Primus ego egregios pictura invisere Romam
Exemplo docuisse meo per secula Belgas
Cuncta ferar ; neque enim iusti dignandus honore
Artificis, qui non graphidas, pigmentaque mille
Consumpsit, tabulasque schola depinxit illa1
Translation of Inscription [Lampsonius]:
Jan van Scorel, Dutch painter.
Through all centuries I shall be said to have been the first to have taught by my example the excellent Belgians to be envious of Rome in painting.

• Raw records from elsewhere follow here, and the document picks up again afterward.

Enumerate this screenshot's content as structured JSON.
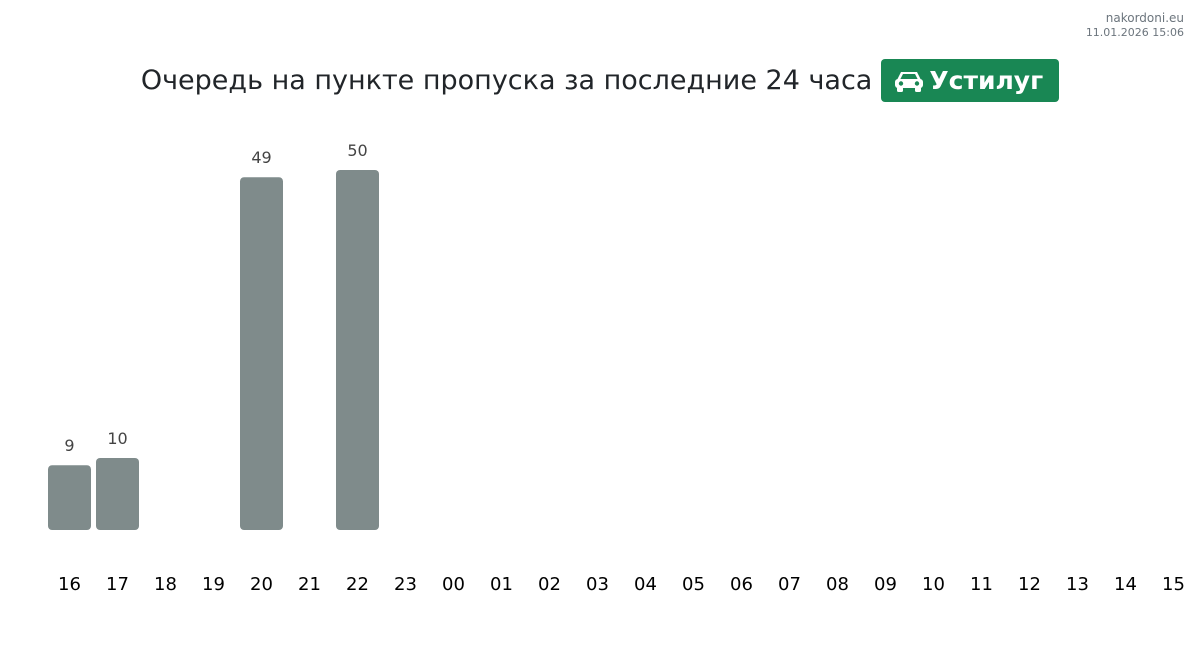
{
  "header": {
    "site": "nakordoni.eu",
    "timestamp": "11.01.2026 15:06",
    "title": "Очередь на пункте пропуска за последние 24 часа",
    "checkpoint": "Устилуг",
    "checkpoint_icon": "car-icon"
  },
  "colors": {
    "bar": "#7f8b8b",
    "badge": "#198754",
    "title": "#212529",
    "label": "#444444",
    "muted": "#6c757d"
  },
  "chart_data": {
    "type": "bar",
    "title": "Очередь на пункте пропуска за последние 24 часа",
    "xlabel": "",
    "ylabel": "",
    "grid": false,
    "categories": [
      "16",
      "17",
      "18",
      "19",
      "20",
      "21",
      "22",
      "23",
      "00",
      "01",
      "02",
      "03",
      "04",
      "05",
      "06",
      "07",
      "08",
      "09",
      "10",
      "11",
      "12",
      "13",
      "14",
      "15"
    ],
    "values": [
      9,
      10,
      null,
      null,
      49,
      null,
      50,
      null,
      null,
      null,
      null,
      null,
      null,
      null,
      null,
      null,
      null,
      null,
      null,
      null,
      null,
      null,
      null,
      null
    ],
    "ylim": [
      0,
      50
    ]
  }
}
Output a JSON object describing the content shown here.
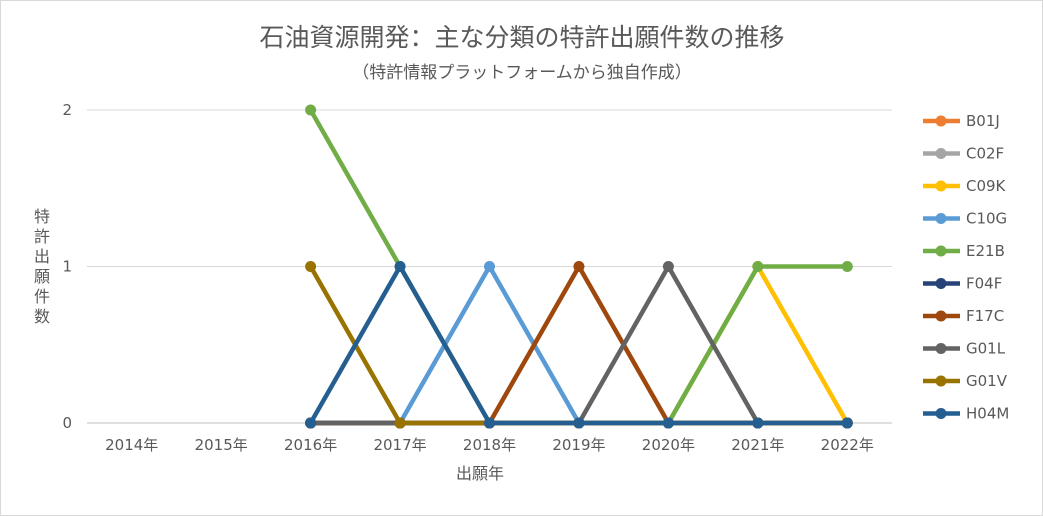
{
  "chart_data": {
    "type": "line",
    "title": "石油資源開発：主な分類の特許出願件数の推移",
    "subtitle": "（特許情報プラットフォームから独自作成）",
    "xlabel": "出願年",
    "ylabel": "特許出願件数",
    "categories": [
      "2014年",
      "2015年",
      "2016年",
      "2017年",
      "2018年",
      "2019年",
      "2020年",
      "2021年",
      "2022年"
    ],
    "ylim": [
      0,
      2
    ],
    "yticks": [
      "0",
      "1",
      "2"
    ],
    "grid": true,
    "legend_position": "right",
    "series": [
      {
        "name": "B01J",
        "color": "#ed7d31",
        "values": [
          null,
          null,
          0,
          0,
          0,
          0,
          0,
          0,
          0
        ]
      },
      {
        "name": "C02F",
        "color": "#a5a5a5",
        "values": [
          null,
          null,
          0,
          0,
          0,
          0,
          0,
          0,
          0
        ]
      },
      {
        "name": "C09K",
        "color": "#ffc000",
        "values": [
          null,
          null,
          0,
          0,
          0,
          0,
          0,
          1,
          0
        ]
      },
      {
        "name": "C10G",
        "color": "#5b9bd5",
        "values": [
          null,
          null,
          0,
          0,
          1,
          0,
          0,
          0,
          0
        ]
      },
      {
        "name": "E21B",
        "color": "#70ad47",
        "values": [
          null,
          null,
          2,
          1,
          0,
          0,
          0,
          1,
          1
        ]
      },
      {
        "name": "F04F",
        "color": "#264478",
        "values": [
          null,
          null,
          0,
          0,
          0,
          0,
          0,
          0,
          0
        ]
      },
      {
        "name": "F17C",
        "color": "#9e480e",
        "values": [
          null,
          null,
          0,
          0,
          0,
          1,
          0,
          0,
          0
        ]
      },
      {
        "name": "G01L",
        "color": "#636363",
        "values": [
          null,
          null,
          0,
          0,
          0,
          0,
          1,
          0,
          0
        ]
      },
      {
        "name": "G01V",
        "color": "#997300",
        "values": [
          null,
          null,
          1,
          0,
          0,
          0,
          0,
          0,
          0
        ]
      },
      {
        "name": "H04M",
        "color": "#255e91",
        "values": [
          null,
          null,
          0,
          1,
          0,
          0,
          0,
          0,
          0
        ]
      }
    ]
  }
}
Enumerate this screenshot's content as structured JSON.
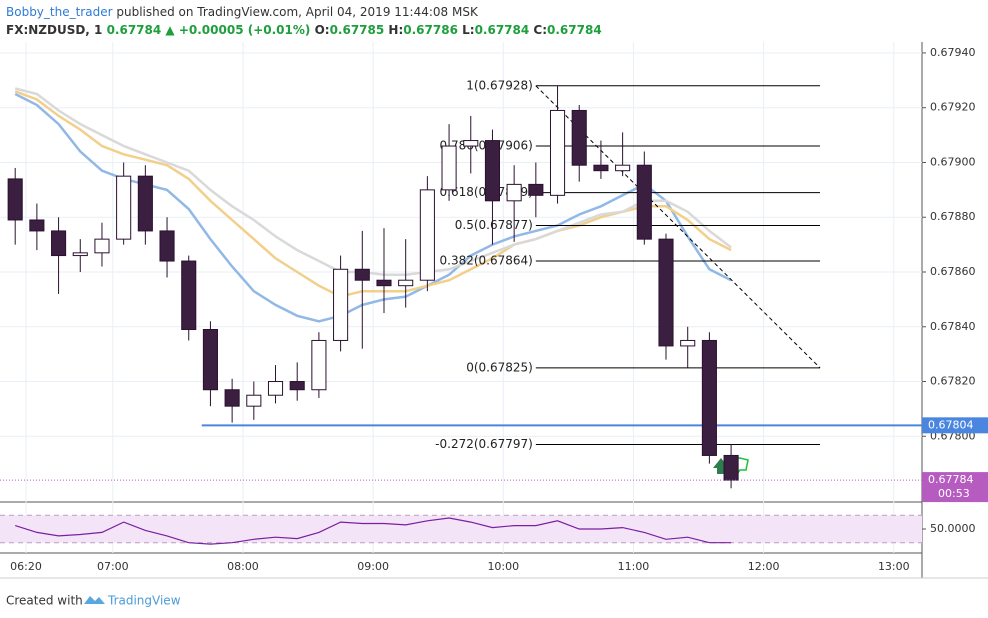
{
  "header": {
    "author": "Bobby_the_trader",
    "published": "published on TradingView.com, April 04, 2019 11:44:08 MSK",
    "symbol": "FX:NZDUSD, 1",
    "last": "0.67784",
    "change": "+0.00005 (+0.01%)",
    "ohlc": [
      {
        "label": "O:",
        "value": "0.67785"
      },
      {
        "label": "H:",
        "value": "0.67786"
      },
      {
        "label": "L:",
        "value": "0.67784"
      },
      {
        "label": "C:",
        "value": "0.67784"
      }
    ]
  },
  "footer": {
    "created": "Created with",
    "brand": "TradingView"
  },
  "chart_data": {
    "type": "candlestick",
    "x": [
      "06:10",
      "06:20",
      "06:30",
      "06:40",
      "06:50",
      "07:00",
      "07:10",
      "07:20",
      "07:30",
      "07:40",
      "07:50",
      "08:00",
      "08:10",
      "08:20",
      "08:30",
      "08:40",
      "08:50",
      "09:00",
      "09:10",
      "09:20",
      "09:30",
      "09:40",
      "09:50",
      "10:00",
      "10:10",
      "10:20",
      "10:30",
      "10:40",
      "10:50",
      "11:00",
      "11:10",
      "11:20",
      "11:30",
      "11:40"
    ],
    "open": [
      0.67894,
      0.67879,
      0.67875,
      0.67866,
      0.67867,
      0.67872,
      0.67895,
      0.67875,
      0.67864,
      0.67839,
      0.67817,
      0.67811,
      0.67815,
      0.6782,
      0.67817,
      0.67835,
      0.67861,
      0.67857,
      0.67855,
      0.67857,
      0.6789,
      0.67906,
      0.67908,
      0.67886,
      0.67892,
      0.67888,
      0.67919,
      0.67899,
      0.67897,
      0.67899,
      0.67872,
      0.67833,
      0.67835,
      0.67793
    ],
    "high": [
      0.67898,
      0.67885,
      0.6788,
      0.67872,
      0.67878,
      0.679,
      0.67899,
      0.6788,
      0.67866,
      0.67842,
      0.67821,
      0.6782,
      0.67826,
      0.67827,
      0.67838,
      0.67866,
      0.67875,
      0.67876,
      0.67872,
      0.67895,
      0.67914,
      0.67917,
      0.67912,
      0.67899,
      0.679,
      0.67928,
      0.67921,
      0.67908,
      0.67911,
      0.67904,
      0.67874,
      0.6784,
      0.67838,
      0.67797
    ],
    "low": [
      0.6787,
      0.67868,
      0.67852,
      0.6786,
      0.67862,
      0.6787,
      0.6787,
      0.67858,
      0.67835,
      0.67811,
      0.67805,
      0.67806,
      0.67812,
      0.67813,
      0.67814,
      0.67831,
      0.67832,
      0.67845,
      0.67847,
      0.67853,
      0.67886,
      0.67896,
      0.6787,
      0.67871,
      0.6788,
      0.67885,
      0.67893,
      0.67894,
      0.67895,
      0.6787,
      0.67828,
      0.67825,
      0.6779,
      0.67781
    ],
    "close": [
      0.67879,
      0.67875,
      0.67866,
      0.67867,
      0.67872,
      0.67895,
      0.67875,
      0.67864,
      0.67839,
      0.67817,
      0.67811,
      0.67815,
      0.6782,
      0.67817,
      0.67835,
      0.67861,
      0.67857,
      0.67855,
      0.67857,
      0.6789,
      0.67906,
      0.67908,
      0.67886,
      0.67892,
      0.67888,
      0.67919,
      0.67899,
      0.67897,
      0.67899,
      0.67872,
      0.67833,
      0.67835,
      0.67793,
      0.67784
    ],
    "up_color": "#ffffff",
    "down_color": "#3b1f40",
    "outline_color": "#2b1030",
    "xlim": [
      "06:08",
      "13:13"
    ],
    "xticks": [
      "06:20",
      "07:00",
      "08:00",
      "09:00",
      "10:00",
      "11:00",
      "12:00",
      "13:00"
    ],
    "ylim": [
      0.67776,
      0.67944
    ],
    "yticks": [
      {
        "value": 0.678,
        "label": "0.67800"
      },
      {
        "value": 0.6782,
        "label": "0.67820"
      },
      {
        "value": 0.6784,
        "label": "0.67840"
      },
      {
        "value": 0.6786,
        "label": "0.67860"
      },
      {
        "value": 0.6788,
        "label": "0.67880"
      },
      {
        "value": 0.679,
        "label": "0.67900"
      },
      {
        "value": 0.6792,
        "label": "0.67920"
      },
      {
        "value": 0.6794,
        "label": "0.67940"
      }
    ],
    "grid": true,
    "ma": [
      {
        "color": "#91b8e6",
        "values": [
          0.67925,
          0.67921,
          0.67914,
          0.67904,
          0.67897,
          0.67894,
          0.67892,
          0.6789,
          0.67883,
          0.67872,
          0.67862,
          0.67853,
          0.67848,
          0.67844,
          0.67842,
          0.67844,
          0.67848,
          0.6785,
          0.67851,
          0.67855,
          0.67859,
          0.67866,
          0.6787,
          0.67873,
          0.67875,
          0.67877,
          0.67881,
          0.67884,
          0.67888,
          0.67892,
          0.67886,
          0.67873,
          0.67861,
          0.67857
        ]
      },
      {
        "color": "#f2cf8a",
        "values": [
          0.67926,
          0.67923,
          0.67917,
          0.67912,
          0.67906,
          0.67903,
          0.67901,
          0.67899,
          0.67894,
          0.67886,
          0.67879,
          0.67872,
          0.67865,
          0.6786,
          0.67855,
          0.67851,
          0.67853,
          0.67853,
          0.67853,
          0.67855,
          0.67857,
          0.67861,
          0.67865,
          0.6787,
          0.67872,
          0.67875,
          0.67877,
          0.6788,
          0.67882,
          0.67884,
          0.67884,
          0.67879,
          0.67872,
          0.67868
        ]
      },
      {
        "color": "#d9d9d9",
        "values": [
          0.67927,
          0.67925,
          0.67919,
          0.67914,
          0.6791,
          0.67906,
          0.67903,
          0.679,
          0.67897,
          0.6789,
          0.67884,
          0.67879,
          0.67873,
          0.67868,
          0.67864,
          0.6786,
          0.6786,
          0.67859,
          0.67859,
          0.6786,
          0.67861,
          0.67864,
          0.67867,
          0.6787,
          0.67872,
          0.67875,
          0.67878,
          0.67881,
          0.67882,
          0.67886,
          0.67886,
          0.67882,
          0.67875,
          0.67869
        ]
      }
    ],
    "hline": {
      "x": "07:41",
      "value": 0.67804,
      "color": "#4a86e0"
    },
    "last": {
      "value": 0.67784,
      "countdown": "00:53",
      "color": "#b65cc0"
    },
    "fib": {
      "x": [
        "10:15",
        "12:26"
      ],
      "color": "#000000",
      "levels": [
        {
          "label": "1(0.67928)",
          "value": 0.67928
        },
        {
          "label": "0.786(0.67906)",
          "value": 0.67906
        },
        {
          "label": "0.618(0.67889)",
          "value": 0.67889
        },
        {
          "label": "0.5(0.67877)",
          "value": 0.67877
        },
        {
          "label": "0.382(0.67864)",
          "value": 0.67864
        },
        {
          "label": "0(0.67825)",
          "value": 0.67825
        },
        {
          "label": "-0.272(0.67797)",
          "value": 0.67797
        }
      ]
    },
    "rsi": {
      "color": "#7b1fa2",
      "band_color": "#f3e4f7",
      "ylim": [
        15,
        85
      ],
      "bands": [
        30,
        70
      ],
      "yticks": [
        {
          "value": 50,
          "label": "50.0000"
        }
      ],
      "values": [
        55,
        45,
        40,
        42,
        45,
        60,
        48,
        40,
        30,
        28,
        30,
        35,
        38,
        36,
        45,
        60,
        58,
        58,
        56,
        62,
        66,
        60,
        52,
        55,
        55,
        62,
        50,
        50,
        52,
        45,
        35,
        38,
        30,
        30
      ]
    }
  }
}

For he is not worthy of the honour of a true artist, who does not use up a thousand pencils and pigments, and paint pictures in that school.2
Hollstein 1994 no.98
Karel Van Mander’s biography of Jan van Scorel
Grove Art Online biography
View the 1572 print
View both prints side by side
Footnotes:
- sic. See note 2.
- This line is unmetrical in the Latin, because Hondius has omitted Lampsonius’ “in” before “illa”. I translate according to Lampsonius.